Lynda Durrant (born December 17, 1954) is an American author of children's books. These include The Beaded Moccasins: The Story of Mary Campbell (1998), Turtle Clan Journey (1999), Echohawk (1996), Betsy Zane, the Rose of Fort Henry (2000), and The Sun, the Rain, and the Apple Seed: A Novel of Johnny Appleseed's Life (2003), My Last Skirt (2006) and Imperfections (2008).

==Personal life==
Durrant was born and raised in Ohio by her parents Oliver and Shirley. At the age of 22, she received a Bachelor's Degree from the University of Washington, and in 1979 she received her Master's. She later married Mike Bilow, and has one child.

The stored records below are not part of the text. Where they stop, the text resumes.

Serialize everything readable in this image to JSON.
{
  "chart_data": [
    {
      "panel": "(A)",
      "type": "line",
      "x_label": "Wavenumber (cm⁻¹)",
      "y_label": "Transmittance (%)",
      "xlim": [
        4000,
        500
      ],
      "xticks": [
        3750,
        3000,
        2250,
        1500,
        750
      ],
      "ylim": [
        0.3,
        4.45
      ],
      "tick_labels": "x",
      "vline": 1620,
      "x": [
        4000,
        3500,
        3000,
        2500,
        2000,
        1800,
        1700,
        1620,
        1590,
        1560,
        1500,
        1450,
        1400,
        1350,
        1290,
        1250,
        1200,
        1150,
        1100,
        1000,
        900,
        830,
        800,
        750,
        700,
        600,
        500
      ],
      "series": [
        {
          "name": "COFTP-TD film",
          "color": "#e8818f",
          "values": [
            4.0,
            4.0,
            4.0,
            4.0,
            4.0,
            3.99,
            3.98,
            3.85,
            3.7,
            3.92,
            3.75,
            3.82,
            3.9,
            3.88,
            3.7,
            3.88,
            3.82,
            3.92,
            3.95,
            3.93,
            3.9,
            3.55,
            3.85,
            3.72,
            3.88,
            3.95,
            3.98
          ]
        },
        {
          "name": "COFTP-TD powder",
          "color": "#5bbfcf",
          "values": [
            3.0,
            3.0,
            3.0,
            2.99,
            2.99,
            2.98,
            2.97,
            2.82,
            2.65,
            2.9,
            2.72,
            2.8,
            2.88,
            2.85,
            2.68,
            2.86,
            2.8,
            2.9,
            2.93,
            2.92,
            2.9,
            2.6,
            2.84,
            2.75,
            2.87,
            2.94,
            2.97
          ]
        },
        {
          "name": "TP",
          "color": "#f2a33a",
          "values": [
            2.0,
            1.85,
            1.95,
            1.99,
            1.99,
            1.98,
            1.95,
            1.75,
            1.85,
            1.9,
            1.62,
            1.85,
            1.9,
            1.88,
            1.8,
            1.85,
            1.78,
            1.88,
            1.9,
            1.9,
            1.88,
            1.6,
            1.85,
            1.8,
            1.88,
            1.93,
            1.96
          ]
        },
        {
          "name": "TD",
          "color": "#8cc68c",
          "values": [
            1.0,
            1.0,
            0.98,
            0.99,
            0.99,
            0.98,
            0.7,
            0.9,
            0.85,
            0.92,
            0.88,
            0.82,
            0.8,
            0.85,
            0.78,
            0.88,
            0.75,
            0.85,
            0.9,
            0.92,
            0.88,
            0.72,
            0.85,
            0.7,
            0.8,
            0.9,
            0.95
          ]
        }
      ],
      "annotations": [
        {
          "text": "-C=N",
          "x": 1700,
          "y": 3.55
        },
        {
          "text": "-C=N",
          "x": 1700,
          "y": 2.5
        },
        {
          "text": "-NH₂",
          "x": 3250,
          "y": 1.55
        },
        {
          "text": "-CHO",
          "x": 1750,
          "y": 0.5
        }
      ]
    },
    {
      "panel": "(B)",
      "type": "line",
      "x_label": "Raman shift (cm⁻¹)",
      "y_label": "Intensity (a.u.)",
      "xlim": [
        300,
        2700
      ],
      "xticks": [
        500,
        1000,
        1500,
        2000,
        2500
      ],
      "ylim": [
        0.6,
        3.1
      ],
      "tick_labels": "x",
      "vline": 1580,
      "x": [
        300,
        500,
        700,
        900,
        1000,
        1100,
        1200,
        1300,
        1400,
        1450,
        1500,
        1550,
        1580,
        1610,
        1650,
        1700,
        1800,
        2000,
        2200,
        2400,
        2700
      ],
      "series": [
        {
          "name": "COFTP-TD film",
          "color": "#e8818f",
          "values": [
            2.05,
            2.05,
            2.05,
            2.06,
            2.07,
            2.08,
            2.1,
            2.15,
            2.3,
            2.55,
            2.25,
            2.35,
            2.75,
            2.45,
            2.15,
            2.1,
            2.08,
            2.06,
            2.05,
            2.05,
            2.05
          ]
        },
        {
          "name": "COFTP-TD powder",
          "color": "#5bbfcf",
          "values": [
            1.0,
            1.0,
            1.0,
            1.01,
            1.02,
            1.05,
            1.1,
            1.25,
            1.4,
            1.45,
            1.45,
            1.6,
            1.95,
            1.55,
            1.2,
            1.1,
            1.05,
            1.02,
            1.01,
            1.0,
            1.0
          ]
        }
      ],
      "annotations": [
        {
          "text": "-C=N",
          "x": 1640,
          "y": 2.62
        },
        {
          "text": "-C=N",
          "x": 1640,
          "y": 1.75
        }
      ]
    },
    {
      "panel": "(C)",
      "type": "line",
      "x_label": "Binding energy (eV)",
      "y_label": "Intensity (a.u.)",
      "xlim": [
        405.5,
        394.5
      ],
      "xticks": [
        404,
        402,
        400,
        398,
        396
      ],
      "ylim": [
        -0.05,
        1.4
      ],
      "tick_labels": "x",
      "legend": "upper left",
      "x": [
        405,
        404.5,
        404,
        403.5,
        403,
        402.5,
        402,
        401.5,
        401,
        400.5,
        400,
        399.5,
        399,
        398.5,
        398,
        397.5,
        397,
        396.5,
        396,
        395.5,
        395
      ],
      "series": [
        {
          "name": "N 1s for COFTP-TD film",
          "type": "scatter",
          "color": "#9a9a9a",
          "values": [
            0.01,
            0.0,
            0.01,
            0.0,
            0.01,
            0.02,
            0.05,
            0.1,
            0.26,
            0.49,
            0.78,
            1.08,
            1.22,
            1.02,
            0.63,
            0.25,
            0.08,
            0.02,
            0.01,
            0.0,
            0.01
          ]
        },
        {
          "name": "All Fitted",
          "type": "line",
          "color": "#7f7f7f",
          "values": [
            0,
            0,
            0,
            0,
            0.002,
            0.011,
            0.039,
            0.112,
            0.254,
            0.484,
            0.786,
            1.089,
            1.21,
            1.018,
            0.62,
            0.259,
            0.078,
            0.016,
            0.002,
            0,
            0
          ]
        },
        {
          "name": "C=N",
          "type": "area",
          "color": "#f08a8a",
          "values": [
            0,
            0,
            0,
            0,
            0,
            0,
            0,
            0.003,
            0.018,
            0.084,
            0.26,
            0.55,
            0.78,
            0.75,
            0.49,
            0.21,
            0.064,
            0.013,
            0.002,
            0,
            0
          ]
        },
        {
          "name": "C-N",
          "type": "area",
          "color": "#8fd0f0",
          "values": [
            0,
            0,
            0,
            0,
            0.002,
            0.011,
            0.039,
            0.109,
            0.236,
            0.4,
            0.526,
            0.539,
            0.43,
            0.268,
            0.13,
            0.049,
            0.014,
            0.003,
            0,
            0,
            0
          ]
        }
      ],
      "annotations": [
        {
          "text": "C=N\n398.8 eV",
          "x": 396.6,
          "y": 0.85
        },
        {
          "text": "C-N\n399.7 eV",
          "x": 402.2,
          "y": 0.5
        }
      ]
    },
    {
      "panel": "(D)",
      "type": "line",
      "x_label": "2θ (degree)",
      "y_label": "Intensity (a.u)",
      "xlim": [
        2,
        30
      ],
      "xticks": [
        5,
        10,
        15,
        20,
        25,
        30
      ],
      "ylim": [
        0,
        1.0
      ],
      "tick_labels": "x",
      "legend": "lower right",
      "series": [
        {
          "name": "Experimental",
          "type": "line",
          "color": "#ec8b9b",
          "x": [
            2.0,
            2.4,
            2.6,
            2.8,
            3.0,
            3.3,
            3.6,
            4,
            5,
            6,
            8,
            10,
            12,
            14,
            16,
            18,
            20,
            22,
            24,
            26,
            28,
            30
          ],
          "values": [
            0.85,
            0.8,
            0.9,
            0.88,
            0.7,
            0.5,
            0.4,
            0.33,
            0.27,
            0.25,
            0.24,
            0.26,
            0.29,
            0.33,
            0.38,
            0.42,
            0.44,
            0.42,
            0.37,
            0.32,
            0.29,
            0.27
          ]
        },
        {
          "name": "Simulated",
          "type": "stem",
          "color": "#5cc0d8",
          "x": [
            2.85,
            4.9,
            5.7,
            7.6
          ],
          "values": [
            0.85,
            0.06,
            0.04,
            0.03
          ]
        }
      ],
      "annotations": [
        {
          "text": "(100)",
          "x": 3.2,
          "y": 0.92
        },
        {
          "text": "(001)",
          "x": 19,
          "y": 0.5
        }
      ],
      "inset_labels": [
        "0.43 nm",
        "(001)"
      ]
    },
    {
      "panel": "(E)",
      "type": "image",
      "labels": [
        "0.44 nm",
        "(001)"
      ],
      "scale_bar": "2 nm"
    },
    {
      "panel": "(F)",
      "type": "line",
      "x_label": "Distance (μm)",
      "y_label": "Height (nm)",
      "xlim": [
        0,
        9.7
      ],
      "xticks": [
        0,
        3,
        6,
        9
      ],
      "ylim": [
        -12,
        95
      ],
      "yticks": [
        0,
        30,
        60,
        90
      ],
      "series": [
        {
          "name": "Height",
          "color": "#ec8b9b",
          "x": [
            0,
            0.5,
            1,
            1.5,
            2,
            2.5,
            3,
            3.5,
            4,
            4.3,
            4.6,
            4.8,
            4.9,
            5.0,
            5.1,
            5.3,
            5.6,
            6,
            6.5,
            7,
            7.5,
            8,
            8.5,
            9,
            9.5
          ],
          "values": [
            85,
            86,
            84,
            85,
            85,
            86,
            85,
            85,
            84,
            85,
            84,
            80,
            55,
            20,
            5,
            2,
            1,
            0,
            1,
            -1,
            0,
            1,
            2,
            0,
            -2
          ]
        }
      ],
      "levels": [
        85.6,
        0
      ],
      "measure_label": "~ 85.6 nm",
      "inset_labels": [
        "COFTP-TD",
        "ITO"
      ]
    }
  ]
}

She currently resides in Murrells Inlet, South Carolina, and teaches writing classes and continues to write.

==Awards==
Lynda Durrant has received the following awards:
- For Echohawk:
  - Young Adult Choice Award
  - International Reading Association Award
  - Books for the Teenage selection, New York Public Library
- For The Beaded Moccasins: The Story of Mary Campbell:
  - Notable Children's Trade Book in the Field of Social Studies selection by the National Council for the Social Studies/Children's Book Council 1998
  - 1999 Ohioana Book Award (juvenile category)
  - Books for the Teenage selection, New York Public Library
- For Betsy Zane, the rose of Fort Henry:
  - Ohioana Book Award (juvenile category) OLA 2001
  - Quick Picks selection by the American Library Association in 2001
  - Books for the Teenage selection, New York Public Library
Starred review in Booklist
For "My Last Skirt" starred review in Kirkus, a Parents' Choice Award, and a Bloomer Award.
For "The Sun, the Rain, and the Appleseed" an Aesop award.
For "Imperfections" ALA Notable
For "Ariel Bradley, Spy for General Washington" 2013, Eric Hoffer Book Award.
Lynda Durrant has two optioned screenplays from her novels, 'The Beaded Moccasins, the Story of Mary Campbell' and a screenplay for the adult audience,
'It Pours'which is based upon the novel, 'It Pours' written with Waldron Caldwell.